Quant aux budgets, ils seront séparés par «pots» : un financement pour le fonctionnement, un autre pour les acquisitions ou la numérisation, au lieu d’une enveloppe unique où il fallait parfois choisir entre dépenser pour des livres, payer un salaire ou financer un événement. Les chiffres parlent d’eux-mêmes : de 677 000 euros prévus en 2025, les aides étatiques grimperaient à 1 373 500 euros en 2026.

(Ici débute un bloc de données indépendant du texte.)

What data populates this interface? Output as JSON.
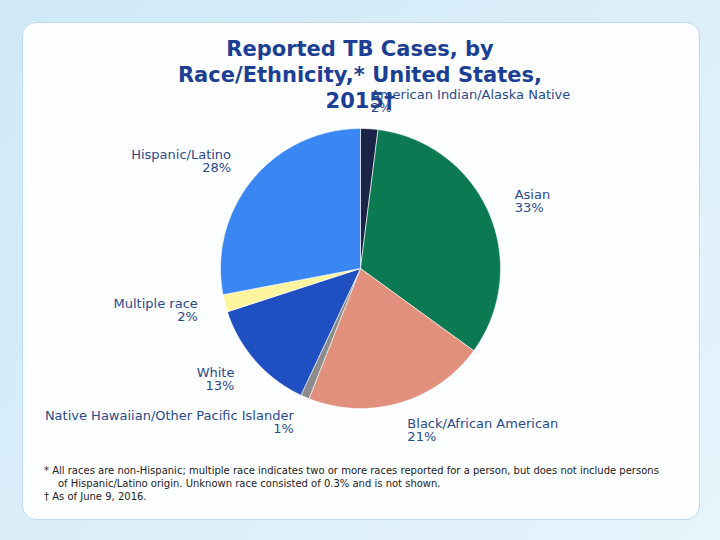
{
  "chart_data": {
    "type": "pie",
    "title": "Reported TB Cases, by Race/Ethnicity,* United States, 2015†",
    "categories": [
      "American Indian/Alaska Native",
      "Asian",
      "Black/African American",
      "Native Hawaiian/Other Pacific Islander",
      "White",
      "Multiple race",
      "Hispanic/Latino"
    ],
    "values": [
      2,
      33,
      21,
      1,
      13,
      2,
      28
    ],
    "value_labels": [
      "2%",
      "33%",
      "21%",
      "1%",
      "13%",
      "2%",
      "28%"
    ],
    "colors": [
      "#1b2347",
      "#0b7a52",
      "#e0907c",
      "#8c8c8c",
      "#1f4fc0",
      "#fff59e",
      "#3a86f2"
    ],
    "data_labels": true,
    "annotations": [
      "* All races are non-Hispanic; multiple race indicates two or more races reported for a person, but does not include persons of Hispanic/Latino origin. Unknown race consisted of 0.3% and is not shown.",
      "† As of June 9, 2016."
    ]
  }
}
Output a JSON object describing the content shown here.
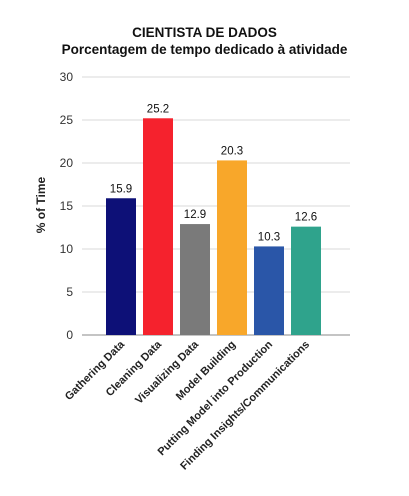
{
  "chart_data": {
    "type": "bar",
    "title": "CIENTISTA DE DADOS",
    "subtitle": "Porcentagem de tempo dedicado à atividade",
    "xlabel": "",
    "ylabel": "% of Time",
    "ylim": [
      0,
      30
    ],
    "yticks": [
      0,
      5,
      10,
      15,
      20,
      25,
      30
    ],
    "grid": true,
    "categories": [
      "Gathering Data",
      "Cleaning Data",
      "Visualizing Data",
      "Model Building",
      "Putting Model into Production",
      "Finding Insights/Communications"
    ],
    "values": [
      15.9,
      25.2,
      12.9,
      20.3,
      10.3,
      12.6
    ],
    "colors": [
      "#0d1077",
      "#f5222d",
      "#7a7a7a",
      "#f8a72a",
      "#2a56a8",
      "#2fa38c"
    ],
    "value_labels": [
      "15.9",
      "25.2",
      "12.9",
      "20.3",
      "10.3",
      "12.6"
    ]
  }
}
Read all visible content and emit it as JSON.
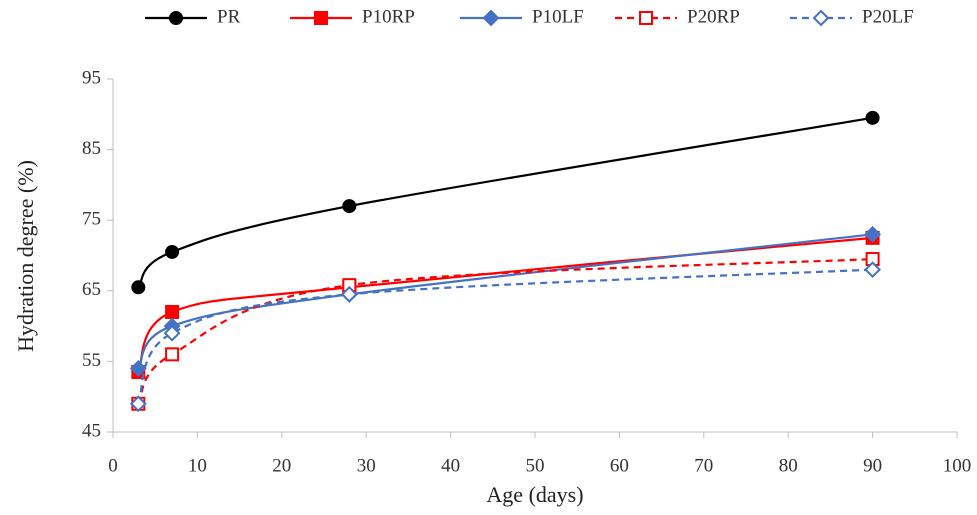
{
  "chart_data": {
    "type": "line",
    "x_label": "Age (days)",
    "y_label": "Hydration degree (%)",
    "x": [
      3,
      7,
      28,
      90
    ],
    "series": [
      {
        "name": "PR",
        "color": "#000000",
        "values": [
          65.5,
          70.5,
          77,
          89.5
        ],
        "marker": "circle",
        "filled": true,
        "dashed": false
      },
      {
        "name": "P10RP",
        "color": "#ff0000",
        "values": [
          53.5,
          62,
          65.5,
          72.5
        ],
        "marker": "square",
        "filled": true,
        "dashed": false
      },
      {
        "name": "P10LF",
        "color": "#4472c4",
        "values": [
          54,
          60,
          64.5,
          73
        ],
        "marker": "diamond",
        "filled": true,
        "dashed": false
      },
      {
        "name": "P20RP",
        "color": "#ff0000",
        "values": [
          49,
          56,
          65.8,
          69.5
        ],
        "marker": "square",
        "filled": false,
        "dashed": true
      },
      {
        "name": "P20LF",
        "color": "#4472c4",
        "values": [
          49,
          59,
          64.5,
          68
        ],
        "marker": "diamond",
        "filled": false,
        "dashed": true
      }
    ],
    "xlim": [
      0,
      100
    ],
    "xticks": [
      0,
      10,
      20,
      30,
      40,
      50,
      60,
      70,
      80,
      90,
      100
    ],
    "ylim": [
      45,
      95
    ],
    "yticks": [
      45,
      55,
      65,
      75,
      85,
      95
    ],
    "grid": false,
    "legend": "top"
  }
}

Différence entre les bibliothèques

Pour densifier le réseau des bibliothèques sur le territoire, l’État proposera 100 000 euros à la création d’une bibliothèque et 50 000 euros à l’ouverture d’une annexe dans une grande commune. «On s’est quand même posé la question de savoir si 100 000 euros étaient suffisants. Parce que si on considère tout le mobilier, les livres et ne serait-ce qu’un salaire d’un bibliothécaire, ça va assez vite», souligne Estelle Beck. Le texte prévoit aussi l’attribution de 25 000 euros d’aides annuelles pour les achats, mais jusqu’à combien et sur quels critères? Sans barème transparent, des décisions inégales sont possibles, regrette-t-elle.

Quant aux aides de fonctionnement (45 000 euros pour les grandes bibliothèques, 70 000 euros pour les petites structures), elles enverront une bouffée d’oxygène, c’est certain. Estelle Beck reprend : «Aider ceux qui ont le moins de moyens potentiels nous a paru également assez logique», mais «45 000 euros, ce n’est même pas un salaire dans une structure qui compte souvent huit ou neuf personnes», pointe-t-elle encore.

Autre point que l’Albad aimerait voir démêlé avant l’adoption du projet de loi : l’amalgame de deux types de bibliothèques, les publiques et les spécialisées. L’association aurait souhaité deux projets de loi distincts. «Là, c’est une grande ratatouille alors que, concrètement, les missions d’une bibliothèque spécialisée ne sont pas tout à fait les mêmes que celles d’une bibliothèque publique.»

Le texte, s’il a de nombreux points positifs, semble donc présenter des insuffisances. «Cette loi va permettre d’aller mieux, mais il va manquer encore un peu», conclut Estelle Beck. Elle n’est pas la seule à se poser des questions. Le Conseil d’État a pointé en juin des «lacunes» et son avis comprend de nombreuses oppositions formelles. Le débat en séance plénière devrait avoir lieu en avril 2026.

La bibliothèque idéale

Pour Estelle Beck, la bibliothèque idéale, c’est un établissement situé en pleine ville. Central, mais surtout confortable. «Mes collègues et moi n’arrêtons pas de le répéter, plus la bibliothèque est belle, plus sa fréquentation sera grande», comme l’a prouvé la Bibliothèque nationale au Kirchberg. «Il suffit d’aller voir aux Pays-Bas, ils ont une extraordinaire politique en matière de bibliothéconomie (NDLR : c’est l’ensemble des techniques de gestion et d’organisation des bibliothèques). Les bibliothèques là-bas sont top, elles ont les ressources nécessaires. Et ça marche du tonnerre. Les gens restent, s’installent, discutent, travaillent… parfois il y a un café. C’est fini le public qui vient, emprunte et repart aussitôt. Les bibliothèques ici au Luxembourg sont toutes demandeuses de ça.»

Et si l’on parle vraiment d’idéal, alors il faudrait plus de bibliothèques. «Au moins une par commune de X habitants et ça serait un bond formidable. Mais on ne peut pas proposer ça, parce que c’est une question d’autonomie communale», soupire la jeune femme.